Sample descriptive variables

Health-related and other background characteristics include body mass index (BMI, kg/m2), level of pubertal maturation, socioeconomic status (SES) and actigraph-based sleep duration and wake-after-sleep onset (WASO). BMI was based on the height and weight measurements by a research nurse. Pubertal maturation was self-assessed with the Pubertal Developmental Scale (PDS)83. The PDS scale consists of five self-reported items concerning body hair (scored from 1 = no changes yet to 4 = seems fully developed), growth spurts (scored from 1 = no changes yet to 4 = development seems complete), skin changes (scored from 1 = no changes yet to 3 = development seems complete), and menarche (scored 1 = no or 4 = yes) and breast development (scored from 1 = no changes yet to 4 = development seems complete) for girls, and facial hair (scored from 1 = no changes yet to 4 = seems fully developed) and voice change (scored from 1 = no changes yet to 4 = seems completed) for boys. SES was defined as the highest self-reported education level of either parent (classified as (1) secondary or lower, (2) vocational degree, or (3) university degree.

Statistical analyses

We first analyzed the mean differences between sexes in spindle and general sleep characteristics with independent sample T-test. The distribution of circadian preference by health-related and other background characteristics was tested with two-sided chi-square and one-way ANOVA.

Secondly, we used linear mixed model analysis with a random intercept for studying amplitude, duration, density and intensity of spindles in general in association with short MEQ sum, and dummy-coded morning versus intermediate, morning versus evening and evening versus intermediate -groups, adjusted with age and sex. Linear mixed model analysis for also used to study the moderating effects of sex, spindle location (central, frontal) and frequency (fast, slow) by using two-way and three-way interaction terms. For any significant interactions, we present post-hoc ANCOVAs for the pairwise comparisons between the circadian preference groups. To illustrate the significant findings, we present them in forest plots, with standardized spindle characteristics to facilitate interpretation of the results.

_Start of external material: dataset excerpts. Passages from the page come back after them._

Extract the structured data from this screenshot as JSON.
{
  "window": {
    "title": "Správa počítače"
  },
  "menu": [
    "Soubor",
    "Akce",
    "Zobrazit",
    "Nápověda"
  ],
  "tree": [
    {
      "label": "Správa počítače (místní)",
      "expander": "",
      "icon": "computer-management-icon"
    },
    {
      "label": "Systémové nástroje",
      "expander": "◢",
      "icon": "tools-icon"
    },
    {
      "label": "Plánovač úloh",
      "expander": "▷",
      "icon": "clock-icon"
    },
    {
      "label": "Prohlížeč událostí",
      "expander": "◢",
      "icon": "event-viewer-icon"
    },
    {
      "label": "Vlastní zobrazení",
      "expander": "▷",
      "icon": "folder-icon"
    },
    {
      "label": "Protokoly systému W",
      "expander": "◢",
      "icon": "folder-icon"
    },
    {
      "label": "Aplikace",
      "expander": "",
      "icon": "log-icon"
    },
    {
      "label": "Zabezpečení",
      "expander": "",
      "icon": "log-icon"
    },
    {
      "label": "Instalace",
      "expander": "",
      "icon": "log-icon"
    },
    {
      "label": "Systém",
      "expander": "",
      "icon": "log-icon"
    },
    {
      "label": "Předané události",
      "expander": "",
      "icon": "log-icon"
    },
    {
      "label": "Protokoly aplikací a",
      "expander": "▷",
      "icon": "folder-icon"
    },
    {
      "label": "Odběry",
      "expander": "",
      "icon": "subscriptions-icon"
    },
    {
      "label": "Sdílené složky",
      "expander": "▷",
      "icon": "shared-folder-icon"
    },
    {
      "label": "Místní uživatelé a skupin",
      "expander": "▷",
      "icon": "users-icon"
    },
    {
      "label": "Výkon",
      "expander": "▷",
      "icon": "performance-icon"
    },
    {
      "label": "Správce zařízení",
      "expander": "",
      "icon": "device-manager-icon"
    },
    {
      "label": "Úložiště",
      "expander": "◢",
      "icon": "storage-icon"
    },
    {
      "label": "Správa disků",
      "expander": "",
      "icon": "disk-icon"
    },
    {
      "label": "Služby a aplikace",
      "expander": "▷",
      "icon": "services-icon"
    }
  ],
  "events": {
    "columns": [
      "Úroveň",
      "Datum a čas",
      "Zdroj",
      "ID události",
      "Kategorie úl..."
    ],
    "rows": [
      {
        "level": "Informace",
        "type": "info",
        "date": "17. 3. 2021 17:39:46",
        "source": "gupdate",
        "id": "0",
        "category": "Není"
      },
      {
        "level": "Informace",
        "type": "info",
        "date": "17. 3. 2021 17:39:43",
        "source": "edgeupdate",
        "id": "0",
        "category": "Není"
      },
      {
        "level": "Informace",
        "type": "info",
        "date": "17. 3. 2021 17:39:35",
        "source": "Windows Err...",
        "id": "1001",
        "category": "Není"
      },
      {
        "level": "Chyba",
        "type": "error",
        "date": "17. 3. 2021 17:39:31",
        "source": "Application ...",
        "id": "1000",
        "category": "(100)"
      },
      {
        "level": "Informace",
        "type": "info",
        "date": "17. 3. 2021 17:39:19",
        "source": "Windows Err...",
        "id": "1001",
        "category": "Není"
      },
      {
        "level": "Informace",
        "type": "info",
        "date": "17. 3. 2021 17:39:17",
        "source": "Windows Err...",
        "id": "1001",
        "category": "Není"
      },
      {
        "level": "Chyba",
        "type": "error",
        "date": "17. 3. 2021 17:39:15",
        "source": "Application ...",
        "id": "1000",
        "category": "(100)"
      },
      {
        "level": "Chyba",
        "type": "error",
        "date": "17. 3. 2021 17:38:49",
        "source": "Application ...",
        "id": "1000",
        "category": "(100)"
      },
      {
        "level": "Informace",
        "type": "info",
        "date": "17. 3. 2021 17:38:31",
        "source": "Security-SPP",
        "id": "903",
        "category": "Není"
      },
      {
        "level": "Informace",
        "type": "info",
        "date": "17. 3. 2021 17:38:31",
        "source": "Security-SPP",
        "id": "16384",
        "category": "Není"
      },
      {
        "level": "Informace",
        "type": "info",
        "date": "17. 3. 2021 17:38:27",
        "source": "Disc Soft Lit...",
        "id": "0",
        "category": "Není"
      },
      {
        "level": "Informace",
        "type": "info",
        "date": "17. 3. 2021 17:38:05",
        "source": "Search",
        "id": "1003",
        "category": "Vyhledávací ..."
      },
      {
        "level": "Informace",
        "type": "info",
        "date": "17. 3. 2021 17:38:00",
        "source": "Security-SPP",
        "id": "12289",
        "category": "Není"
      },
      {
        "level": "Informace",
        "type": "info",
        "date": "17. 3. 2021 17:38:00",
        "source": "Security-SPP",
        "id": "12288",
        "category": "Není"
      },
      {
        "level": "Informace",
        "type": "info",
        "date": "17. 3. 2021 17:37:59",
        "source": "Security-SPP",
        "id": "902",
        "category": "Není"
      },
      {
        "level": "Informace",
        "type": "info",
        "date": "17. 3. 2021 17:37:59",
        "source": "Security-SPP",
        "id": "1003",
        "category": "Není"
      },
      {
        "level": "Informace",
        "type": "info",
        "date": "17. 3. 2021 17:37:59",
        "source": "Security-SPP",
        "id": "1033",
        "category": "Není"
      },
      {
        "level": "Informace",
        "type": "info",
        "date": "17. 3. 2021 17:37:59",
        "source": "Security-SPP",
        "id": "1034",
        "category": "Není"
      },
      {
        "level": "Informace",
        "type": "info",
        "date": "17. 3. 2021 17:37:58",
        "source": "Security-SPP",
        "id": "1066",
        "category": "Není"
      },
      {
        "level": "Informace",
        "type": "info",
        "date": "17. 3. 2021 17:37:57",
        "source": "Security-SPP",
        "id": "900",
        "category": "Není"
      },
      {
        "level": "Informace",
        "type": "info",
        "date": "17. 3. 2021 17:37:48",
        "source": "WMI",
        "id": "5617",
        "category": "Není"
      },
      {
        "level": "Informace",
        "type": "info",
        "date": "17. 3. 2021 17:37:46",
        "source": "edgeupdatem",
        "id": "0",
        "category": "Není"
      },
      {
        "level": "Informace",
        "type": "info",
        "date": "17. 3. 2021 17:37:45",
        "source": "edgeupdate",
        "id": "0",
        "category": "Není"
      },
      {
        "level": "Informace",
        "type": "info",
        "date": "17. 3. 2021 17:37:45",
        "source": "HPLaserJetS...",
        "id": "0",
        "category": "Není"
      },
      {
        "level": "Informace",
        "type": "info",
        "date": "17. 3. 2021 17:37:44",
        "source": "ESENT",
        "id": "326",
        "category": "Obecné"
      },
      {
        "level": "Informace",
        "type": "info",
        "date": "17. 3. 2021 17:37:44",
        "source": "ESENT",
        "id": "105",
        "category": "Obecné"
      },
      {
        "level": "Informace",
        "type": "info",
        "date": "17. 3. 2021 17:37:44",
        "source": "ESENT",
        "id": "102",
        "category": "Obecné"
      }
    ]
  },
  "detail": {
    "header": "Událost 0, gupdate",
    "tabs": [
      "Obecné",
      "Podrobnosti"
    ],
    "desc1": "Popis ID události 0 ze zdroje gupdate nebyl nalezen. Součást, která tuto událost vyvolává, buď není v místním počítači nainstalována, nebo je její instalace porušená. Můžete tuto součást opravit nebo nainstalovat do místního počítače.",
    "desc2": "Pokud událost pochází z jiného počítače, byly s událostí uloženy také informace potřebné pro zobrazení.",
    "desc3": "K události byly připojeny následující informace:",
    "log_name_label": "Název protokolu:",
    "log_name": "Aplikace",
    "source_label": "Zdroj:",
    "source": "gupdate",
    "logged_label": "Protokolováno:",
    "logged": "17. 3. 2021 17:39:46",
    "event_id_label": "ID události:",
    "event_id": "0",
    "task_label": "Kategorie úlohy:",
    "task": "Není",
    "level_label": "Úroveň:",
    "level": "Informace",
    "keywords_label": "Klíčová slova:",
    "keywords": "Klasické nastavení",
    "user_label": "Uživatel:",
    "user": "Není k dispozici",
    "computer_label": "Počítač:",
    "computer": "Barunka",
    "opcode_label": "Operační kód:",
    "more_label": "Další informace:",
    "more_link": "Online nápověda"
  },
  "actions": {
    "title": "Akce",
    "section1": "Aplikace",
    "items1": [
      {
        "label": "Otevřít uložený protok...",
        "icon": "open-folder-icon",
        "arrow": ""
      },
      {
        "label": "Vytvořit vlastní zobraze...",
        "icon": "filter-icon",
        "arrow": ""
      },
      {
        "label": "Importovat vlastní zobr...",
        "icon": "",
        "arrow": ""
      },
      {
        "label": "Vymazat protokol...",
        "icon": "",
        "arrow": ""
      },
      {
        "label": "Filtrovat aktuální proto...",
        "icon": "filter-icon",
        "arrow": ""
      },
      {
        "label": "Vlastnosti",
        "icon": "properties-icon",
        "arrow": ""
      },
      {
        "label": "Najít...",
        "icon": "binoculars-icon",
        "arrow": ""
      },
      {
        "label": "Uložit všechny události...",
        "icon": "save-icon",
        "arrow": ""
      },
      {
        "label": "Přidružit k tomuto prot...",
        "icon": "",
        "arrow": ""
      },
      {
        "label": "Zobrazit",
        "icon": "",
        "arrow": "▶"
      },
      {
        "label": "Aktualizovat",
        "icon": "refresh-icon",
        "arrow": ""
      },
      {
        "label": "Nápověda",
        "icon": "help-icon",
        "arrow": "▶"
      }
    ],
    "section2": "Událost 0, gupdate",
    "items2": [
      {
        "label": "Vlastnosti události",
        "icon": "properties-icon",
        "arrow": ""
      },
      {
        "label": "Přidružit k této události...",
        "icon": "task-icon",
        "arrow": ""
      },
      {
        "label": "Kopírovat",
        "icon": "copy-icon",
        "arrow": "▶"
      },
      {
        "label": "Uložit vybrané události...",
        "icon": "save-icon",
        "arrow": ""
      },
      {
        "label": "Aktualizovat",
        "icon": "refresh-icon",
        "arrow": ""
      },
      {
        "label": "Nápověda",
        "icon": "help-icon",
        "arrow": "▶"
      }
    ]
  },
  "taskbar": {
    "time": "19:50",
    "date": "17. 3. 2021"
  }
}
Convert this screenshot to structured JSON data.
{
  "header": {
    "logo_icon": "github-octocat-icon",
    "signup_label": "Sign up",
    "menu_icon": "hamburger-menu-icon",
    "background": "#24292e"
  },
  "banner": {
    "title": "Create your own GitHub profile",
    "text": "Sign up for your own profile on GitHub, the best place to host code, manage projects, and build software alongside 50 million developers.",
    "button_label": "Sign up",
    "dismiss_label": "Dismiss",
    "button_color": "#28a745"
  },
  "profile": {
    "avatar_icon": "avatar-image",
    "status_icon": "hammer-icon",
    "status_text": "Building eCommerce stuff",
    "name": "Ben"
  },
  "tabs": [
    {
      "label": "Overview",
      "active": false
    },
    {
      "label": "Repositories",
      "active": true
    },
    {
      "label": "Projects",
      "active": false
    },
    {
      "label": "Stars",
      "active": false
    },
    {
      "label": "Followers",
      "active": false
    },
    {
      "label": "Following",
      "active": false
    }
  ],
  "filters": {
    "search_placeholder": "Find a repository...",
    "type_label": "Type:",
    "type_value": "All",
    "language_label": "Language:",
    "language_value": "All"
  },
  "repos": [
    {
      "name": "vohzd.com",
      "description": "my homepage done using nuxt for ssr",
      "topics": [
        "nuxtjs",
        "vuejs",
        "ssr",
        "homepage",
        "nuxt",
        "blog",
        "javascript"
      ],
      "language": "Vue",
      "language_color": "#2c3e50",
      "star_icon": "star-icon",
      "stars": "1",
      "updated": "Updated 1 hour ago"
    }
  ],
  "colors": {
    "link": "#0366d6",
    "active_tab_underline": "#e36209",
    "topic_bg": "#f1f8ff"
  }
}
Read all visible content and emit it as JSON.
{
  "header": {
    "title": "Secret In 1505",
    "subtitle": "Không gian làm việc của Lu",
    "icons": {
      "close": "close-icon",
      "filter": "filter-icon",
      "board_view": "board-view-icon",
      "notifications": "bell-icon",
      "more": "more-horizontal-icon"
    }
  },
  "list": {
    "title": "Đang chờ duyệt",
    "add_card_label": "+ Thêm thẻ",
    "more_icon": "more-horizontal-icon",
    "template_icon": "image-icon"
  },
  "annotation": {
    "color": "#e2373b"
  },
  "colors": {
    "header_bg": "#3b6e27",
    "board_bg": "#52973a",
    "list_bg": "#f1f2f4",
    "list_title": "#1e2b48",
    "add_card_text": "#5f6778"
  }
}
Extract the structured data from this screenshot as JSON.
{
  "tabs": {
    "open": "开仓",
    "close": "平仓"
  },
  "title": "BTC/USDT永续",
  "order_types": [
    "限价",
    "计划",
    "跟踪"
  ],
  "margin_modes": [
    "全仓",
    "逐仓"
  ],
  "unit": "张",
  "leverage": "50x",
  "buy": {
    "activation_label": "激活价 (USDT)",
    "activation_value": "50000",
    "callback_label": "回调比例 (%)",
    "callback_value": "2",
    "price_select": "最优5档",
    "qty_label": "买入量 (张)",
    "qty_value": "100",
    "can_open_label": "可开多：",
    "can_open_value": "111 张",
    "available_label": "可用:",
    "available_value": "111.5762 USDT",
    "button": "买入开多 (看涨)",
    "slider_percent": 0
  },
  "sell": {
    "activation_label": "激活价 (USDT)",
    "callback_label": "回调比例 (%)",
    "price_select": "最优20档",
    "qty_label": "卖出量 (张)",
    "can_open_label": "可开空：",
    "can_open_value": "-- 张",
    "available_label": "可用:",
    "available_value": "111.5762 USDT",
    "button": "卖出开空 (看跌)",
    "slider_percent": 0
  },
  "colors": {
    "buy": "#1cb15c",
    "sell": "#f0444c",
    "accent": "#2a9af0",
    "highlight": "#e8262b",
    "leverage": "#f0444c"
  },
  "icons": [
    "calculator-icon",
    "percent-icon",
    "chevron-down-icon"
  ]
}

Third, if the linear mixed models indicated a significant association between circadian preference and spindle characteristics, we performed unconditional linear growth curve analyses to study whether the spindle characteristic was associated with time distribution of spindles during the night. The time was calculated as spindle occurrence time as seconds from the individual sleep onset time, thus taking into account individual circadian timing. We modeled the time both as linear, and as in higher-order quadratic (time*time) and cubic (time*time*time) terms. If the time effect was significant in predicting spindle characteristics, we analyzed interaction between circadian preference and time, and between circadian preference, time and derivation in predicting spindle characteristics. We used intercept and time as random-effect variables in these analyses. Estimation method was maximum likelihood and denominator degrees of freedom was corrected using Satterthwaite approximation when calculating the p-values. All analyses were performed with IBM SPSS Statistics 23.0 software.

Data Availability

The datasets analyzed during the current study are not publicly available due to protecting participant confidentiality but are available from the corresponding author on reasonable request, and with the permission of both the Study Board and the Ethics Committee for Children and Adolescents’ Diseases and Psychiatry at the Helsinki University Central Hospital.